Market Cap (intraday)5:
247.56B
Enterprise Value (Oct 3, 2012)3:
213.96B
Trailing P/E (ttm, intraday):
22.44
Forward P/E (fye Dec 31, 2013)1:
15.37
PEG Ratio (5 yr expected)1:
1.19
Price/Sales (ttm):
5.74
Price/Book (mrq):
3.82
Enterprise Value/Revenue (ttm)3:
4.96
Enterprise Value/EBITDA (ttm)6:
13.85

 

The Forward P/E ratio still gives us a good incentive to assume that Google still poses immense growth opportunities in the near future. The price to book value also looks decent given its market cap.
Threats and Weaknesses

 
Analysts say Google is simply putting its fingers in too many pies. Forays into television, Android mobile phones and music sales in the past two to three years have left the investment community straining to recognize the company.

For Google to keep growing, it needs access to a wider range of content on which it can place ads and make money, particularly as the tech landscape shifts and consumers' Internet habits evolve.

 
"Any walled-off content is the enemy of Google, so they're trying to pry it open. They did it well with Android, they're trying it with social media and they're trying it with television," said MIT Sloan School of Management Professor Michael Cusumano.

The strategy is not cheap, requiring significant investments for Google to build or buy platforms to reach new content -- adding pressure on the bottom line. And many of the new markets may not be as profitable as the search ad business where Google rules the roost, said Cusumano.

Google does not disclose how much money it has spent on Google+. But analysts believe much of Google's aggressive hiring during the past year -- its headcount swelled to more than 8,000 employees in 2011 alone -- was to feed its social efforts as it seeks to challenge Facebook's 800 million user network.

With mobile and display representing greater portions of Google's business, some say the time has come for the company to be more forthcoming to push its price/earnings multiple higher.

"If they want multiple expansion they need to provide more clarity," said National Alliance Capital Markets analyst Mike Hickey. "If someone asks them how's an aspect of the business 'terrific' just doesn't cut it anymore."

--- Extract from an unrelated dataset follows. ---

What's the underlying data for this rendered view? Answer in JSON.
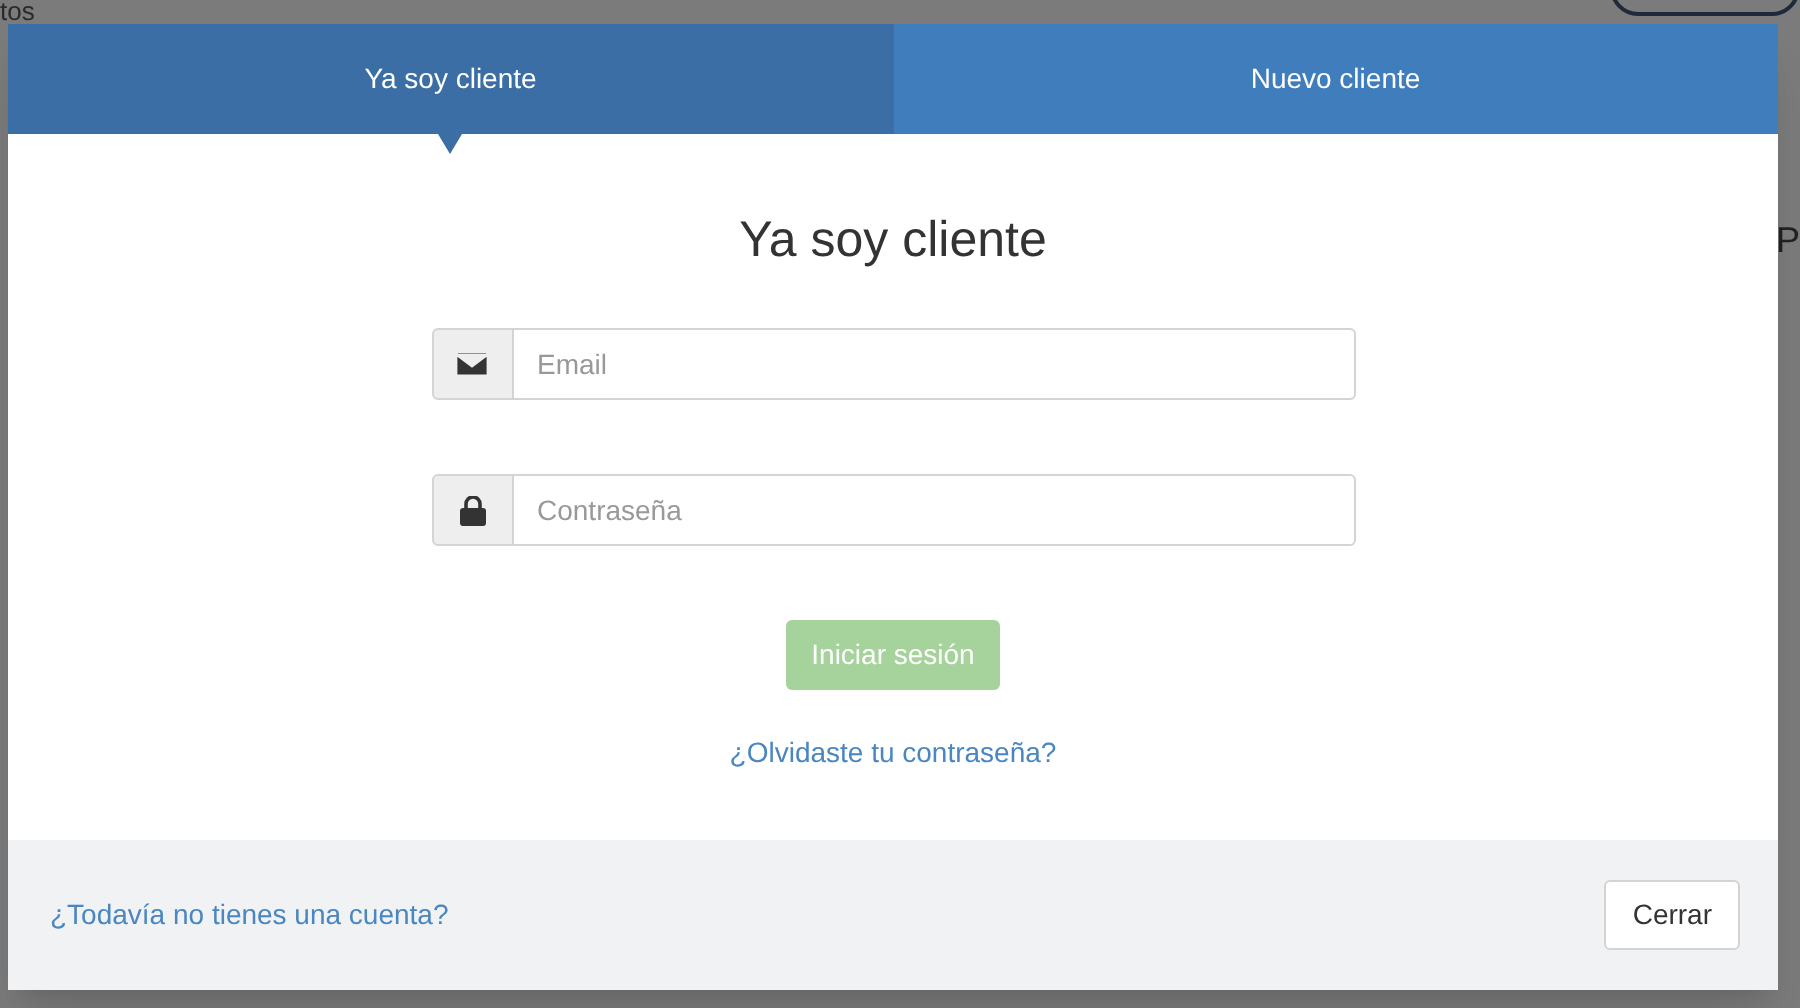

It is, however, unlikely that Google will go so far as to provide financial forecasts -- a practice the company has shunned since its earliest days.

But more consistent and detailed reporting of some of its key businesses could bolster Wall Street's faith in the company's prospects outside search, and quell some of the persistent anxiety about its spending.
Summary
In short Google is a wonderful company and investment with scary growth potential given that it seems to want to acquire any advertising platform possible.This aggressive tactic seems to confuse investors who fail to recognise the new Google.
In my personal view this strategy by Google is pure genius,quite risky but its pure genius.Apple may have the niche market for now and Microsoft the legacy but Google wants everything and I mean everything.